Kesimpulan Analisis:
            Rating dan iklan merupakan kesatuan yang tampaknya sangat sulit untuk dipisahkan, dengan adanya rating yang tinggi terhadap suatu acara tertentu, maka hal itu akan menghadirkan para pengiklan untuk memberikan sponsornya melalui peletakan iklanya kepada suatu acara tertentu tersebut. Disini, sebagai studi kasus adalah acara Kick Andy diMetro Tv yang merupakan tayangan berkualitas namun tidak banyak orang atau audiens yang menonton acara tersebut, sehingga program acara Kick Andy ini tidak mendapatkan rating yang cukup tinggi dikancah dunia pertelevisian , akibatnya iklan yang mensponsori acaranya sangatlah minim bila dibandingkan dengan beberapa program acara tertentu yang ditayangkan dijam-jam yang sama denganya, seperti beberapa reality show, dan sinetron-sinetron yang bersifat melankolis dan seolah-olah digembar-gemborkan agar mendapatkan perhatian banyak dari audiens.
            Bukan hanya itu, namun juga tayangan-tayanagn serupa yang bersifat seragam dan monotonpun menjadi penghalang bagi program acara Kick Andy untuk mendapatkan rating tinggi.

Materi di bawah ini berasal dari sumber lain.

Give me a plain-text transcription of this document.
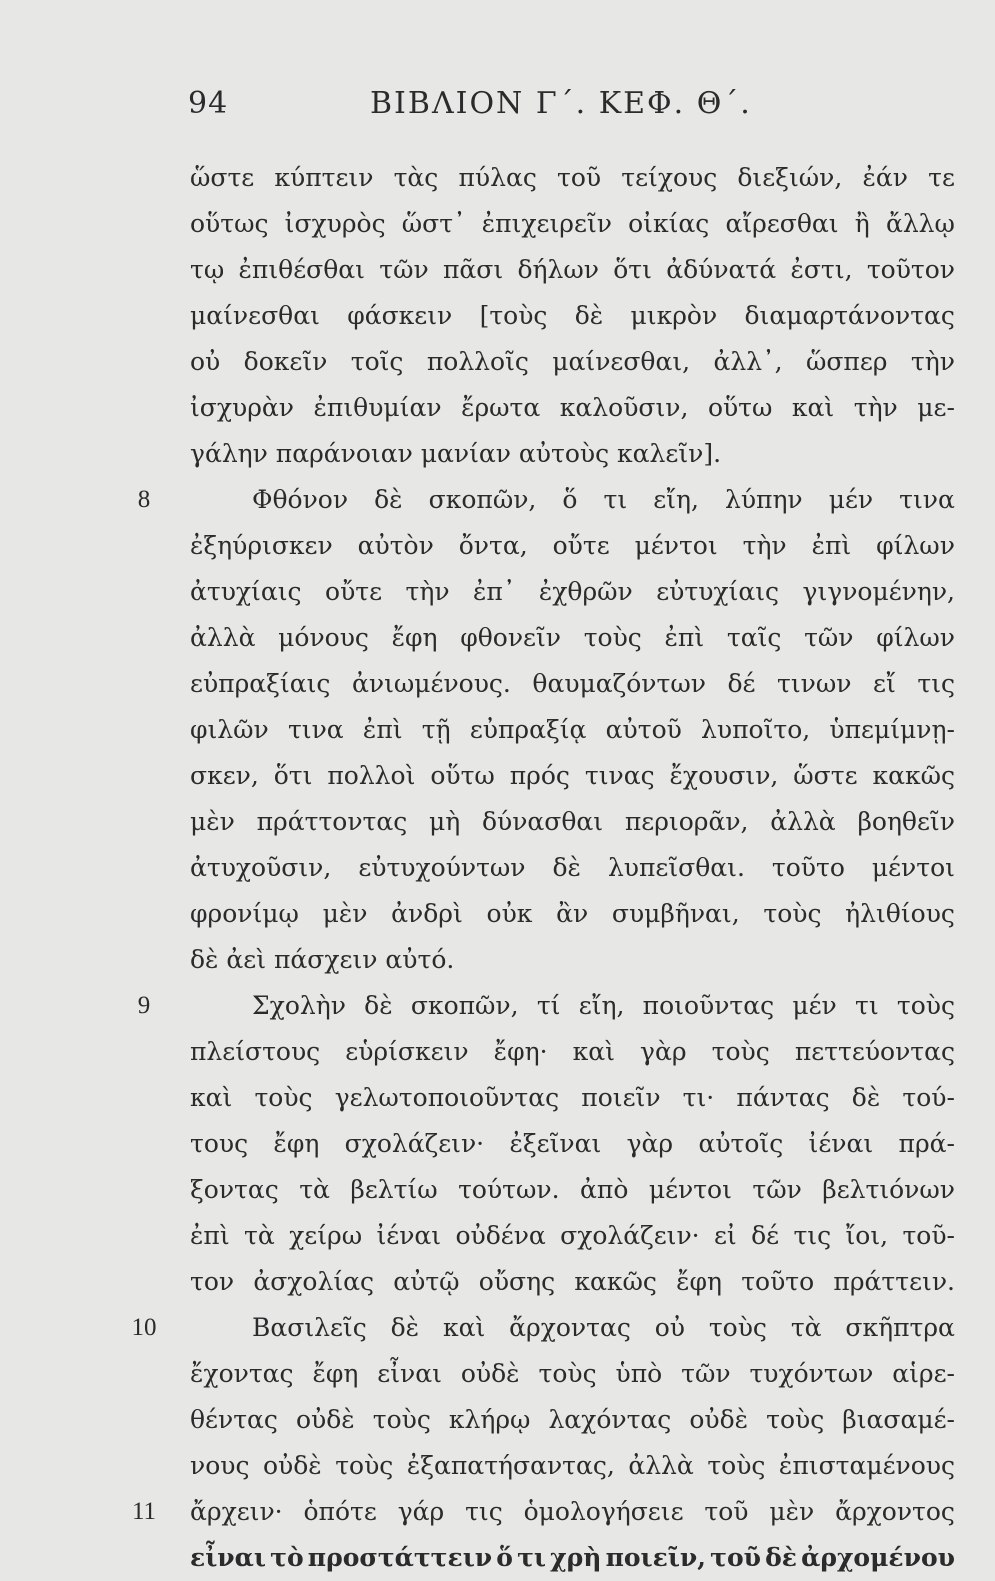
94	ΒΙΒΛΙΟΝ Γ΄. ΚΕΦ. Θ΄.
ὥστε κύπτειν τὰς πύλας τοῦ τείχους διεξιών, ἐάν τε
οὕτως ἰσχυρὸς ὥστ᾽ ἐπιχειρεῖν οἰκίας αἴρεσθαι ἢ ἄλλῳ
τῳ ἐπιθέσθαι τῶν πᾶσι δήλων ὅτι ἀδύνατά ἐστι, τοῦτον
μαίνεσθαι φάσκειν [τοὺς δὲ μικρὸν διαμαρτάνοντας
οὐ δοκεῖν τοῖς πολλοῖς μαίνεσθαι, ἀλλ᾽, ὥσπερ τὴν
ἰσχυρὰν ἐπιθυμίαν ἔρωτα καλοῦσιν, οὕτω καὶ τὴν με-
γάλην παράνοιαν μανίαν αὐτοὺς καλεῖν].
8	Φθόνον δὲ σκοπῶν, ὅ τι εἴη, λύπην μέν τινα
ἐξηύρισκεν αὐτὸν ὄντα, οὔτε μέντοι τὴν ἐπὶ φίλων
ἀτυχίαις οὔτε τὴν ἐπ᾽ ἐχθρῶν εὐτυχίαις γιγνομένην,
ἀλλὰ μόνους ἔφη φθονεῖν τοὺς ἐπὶ ταῖς τῶν φίλων
εὐπραξίαις ἀνιωμένους. θαυμαζόντων δέ τινων εἴ τις
φιλῶν τινα ἐπὶ τῇ εὐπραξίᾳ αὐτοῦ λυποῖτο, ὑπεμίμνῃ-
σκεν, ὅτι πολλοὶ οὕτω πρός τινας ἔχουσιν, ὥστε κακῶς
μὲν πράττοντας μὴ δύνασθαι περιορᾶν, ἀλλὰ βοηθεῖν
ἀτυχοῦσιν, εὐτυχούντων δὲ λυπεῖσθαι. τοῦτο μέντοι
φρονίμῳ μὲν ἀνδρὶ οὐκ ἂν συμβῆναι, τοὺς ἠλιθίους
δὲ ἀεὶ πάσχειν αὐτό.
9	Σχολὴν δὲ σκοπῶν, τί εἴη, ποιοῦντας μέν τι τοὺς
πλείστους εὑρίσκειν ἔφη· καὶ γὰρ τοὺς πεττεύοντας
καὶ τοὺς γελωτοποιοῦντας ποιεῖν τι· πάντας δὲ τού-
τους ἔφη σχολάζειν· ἐξεῖναι γὰρ αὐτοῖς ἰέναι πρά-
ξοντας τὰ βελτίω τούτων. ἀπὸ μέντοι τῶν βελτιόνων
ἐπὶ τὰ χείρω ἰέναι οὐδένα σχολάζειν· εἰ δέ τις ἴοι, τοῦ-
τον ἀσχολίας αὐτῷ οὔσης κακῶς ἔφη τοῦτο πράττειν.
10	Βασιλεῖς δὲ καὶ ἄρχοντας οὐ τοὺς τὰ σκῆπτρα
ἔχοντας ἔφη εἶναι οὐδὲ τοὺς ὑπὸ τῶν τυχόντων αἱρε-
θέντας οὐδὲ τοὺς κλήρῳ λαχόντας οὐδὲ τοὺς βιασαμέ-
νους οὐδὲ τοὺς ἐξαπατήσαντας, ἀλλὰ τοὺς ἐπισταμένους
11 ἄρχειν· ὁπότε γάρ τις ὁμολογήσειε τοῦ μὲν ἄρχοντος
εἶναι τὸ προστάττειν ὅ τι χρὴ ποιεῖν, τοῦ δὲ ἀρχομένου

Karena hal-hal yang bersifat hiburan dan kesenangan tersebut memang telah diagendakan menjadi tayangan utama bagi para pemilik stasiun televisi dengan tujuan untuk mendapatkan rating tinggi sehingga akan berimbas pula pada banyaknya pengiklan yang masuk untuk mensponsori program-progran acara tersebut. Hasilnya, para pemilik stasiun televisi tersebut akan mendapatkan keuntungan atas komoditas yang ia lakukan terhadap tayangan-tayangan dari stasiun televisinya yang disuguhkan pada khalayak atau audiens.
            Hal ini menunjukkan bahwa kebutuhan untuk mengetahui jumlah audiens yang menggunakan media semakin berkembang. Ini terjadi ketika semakin banyak para pengiklan yang ingin mengetahui seberapa banyak audiens sebuah media, yang berimbas pada seberapa menjanjikannya media itu membawa keuntungan bagi para pengiklan.
            Perlu diketahui bahwa program acara pada setiap stasiun televisi tidak akan dapat hidup tanpa adanya loyalitas pemirsa dan iklan karena dari loyalitas ini akan sangat berpengaruh terhadap jumlah pendapatan dari pemasang iklan yang akan beriklan di stasiun televisi tersebut, sehingga itu menciptakan suatu kompetisi atau persaingan antar program acara televisi yang cukup ketat guna meraih target audiens yang diinginkan.

MACAM-MACAM METODE RATING
1    Metode diary:
            Yang dimaksud dengan Metode diary yaitu proses pengumpulan data responden yang dilakukan dengan menggunakan teknik pengumpulan data demografis, dimana Responden diminta untuk merekam aktivitasnya dengan mencatat kepemirsaan TV selama mereka menonton suatu program acara di TV pada buku catatan atau formulir yang telah diberikan. Responden mengisi buku tersebut  setiap 15 menit satu kali setiap harinya dalam satu periode tertentu yang biasanya dalam jangka waktu satu minggu. Sedangkan yang harus dicatat adalah nama stasiun dan nama program mana yang telah dipilih pada setiap waktu, serta  umur, jenis kelamin dan anggota keluarga atau tamu lain yang juga ikut menonton.  
            Setiap akhir minggu diary yang telah selesai diisi dikirim ke perusahaan yang terkait dengan penelitian ini, setelah itu informasinya diproses dan sebagian hasilnya dipublikasikan.
            Adapun Kelebihan dari metode ini dibandingkan dengan metode estimasi yang lain adalah penyediaan informasi yang secara mendetail yang dihadirkan dari metode diary. Informasi tentang pelaporan perilaku masing-masing penonton dan biaya yang dikeluarkanpun relative lebih murah. Namun terdapat pula kelemahan dari metode ini, yaitu penonton bisa saja berlaku tidak jujur terhadap apa yang telah ia laporkan dan informasikan, atau bisa saja mereka gagal untuk menyelesaikan catatanya dan gagal pula ketika mereka akan mengembalikan catatan tersebut. Karena Pemirsa bisa saja lupa tentang apa yang telah ia tonton dan tulisan bisa tidak terbaca. Hasil penelitian dengan metode diary inipun terkesan begitu lambat.
            Saat ini, teknologi diary dikembangkan untuk daily rating, belum real-time. Artinya data responden yang menonton program acara TV kemarin, sudah dapat  dianalisis pada hari ini. Metode diary merupakan bentuk penggunaan metode yang digagas oleh American Research Bureau, yang pada akhirnya lebih dikenal dengan nama Arbitron.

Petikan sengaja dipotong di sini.